The mean values of MPE as well as the PE/NE ratio for the vehicle and positive controls were consistent with our historical data. Cyclophosphamide induced a significant increase in the frequency of MPE, indicating the sensitivity of the test system under our experimental conditions. The study was therefore considered valid.

Endpoint:
in vivo mammalian somatic cell study: gene mutation
Data waiving:
other justification
Justification for data waiving:
other:
Justification for type of information:
TESTING PROPOSAL ON VERTEBRATE ANIMALS
[Please provide information for all of the points below. The information should be specific to the endpoint for which testing is proposed. Note that for testing proposals addressing testing on vertebrate animals under the REACH Regulation this document will be published on the ECHA website along with the third party consultation on the testing proposal(s).]

NON-CONFIDENTIAL NAME OF SUBSTANCE:
- Name of the substance on which testing is proposed to be carried out: cyclohexanone peroxide
- Name of the substance for which the testing proposal will be used [if different from tested substance]: same as above

CONSIDERATIONS THAT THE GENERAL ADAPTATION POSSIBILITIES OF ANNEX XI OF THE REACH REGULATION ARE NOT ADEQUATE TO GENERATE THE NECESSARY INFORMATION [please address all points below]:
- Available GLP studies: No GLP Comet study is available
- Available non-GLP studies: No non-GLP Comet study is available
- Historical human data: Not available
- (Q)SAR: Not suitable for this endpoint
- In vitro methods: No in vitro test to address this endpoint is available
- Weight of evidence: No relevant structural analogs
- Grouping and read-across: No relevant structural analogs
- Substance-tailored exposure driven testing [if applicable]: Not applicable
- Approaches in addition to above [if applicable]: None
- Other reasons [if applicable]: The substance has positive OECD 471 and OECD 476 test results, and as such, an in vivo study must be proposed to properly address the mutagenicity of the substance.

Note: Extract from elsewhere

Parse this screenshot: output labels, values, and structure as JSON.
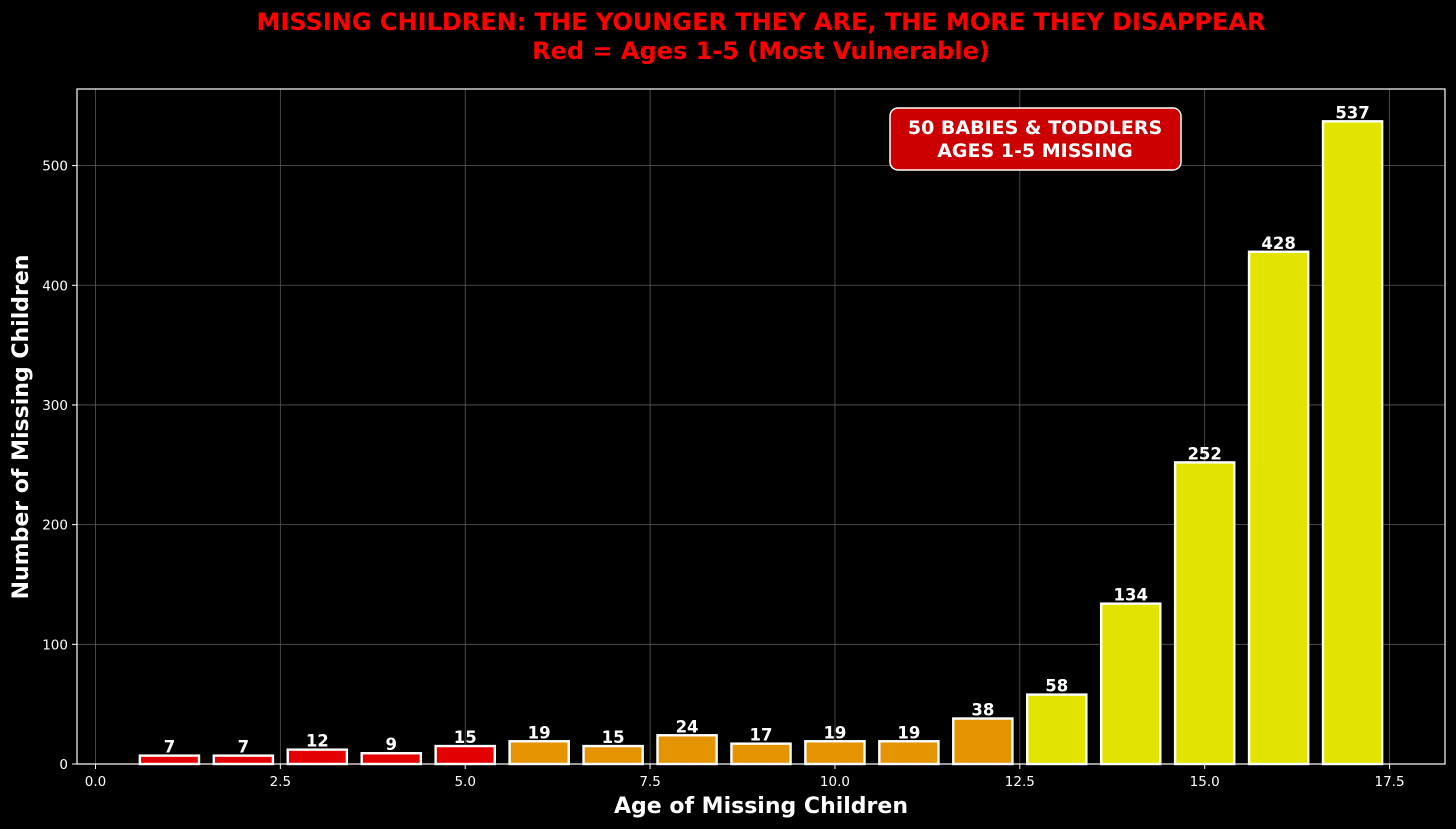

CONSIDERATIONS THAT THE SPECIFIC ADAPTATION POSSIBILITIES OF ANNEXES VI TO X (AND COLUMN 2 THEREOF) OF THE REACH REGULATION ARE NOT ADEQUATE TO GENERATE THE NECESSARY INFORMATION:
- Specific adaptations described in column 2 are not applicable

FURTHER INFORMATION ON TESTING PROPOSAL IN ADDITION TO INFORMATION PROVIDED IN THE MATERIALS AND METHODS SECTION:
- Details on study design / methodology proposed [if relevant]: Comet assay
Qualifier:
according to guideline
Guideline:
OECD Guideline 489 (In vivo Mammalian Alkaline Comet Assay)
Endpoint conclusion
Endpoint conclusion:
no adverse effect observed (negative)

Additional information

Justification for classification or non-classification

Based on the available information the test substance is not classified for mutagenicity.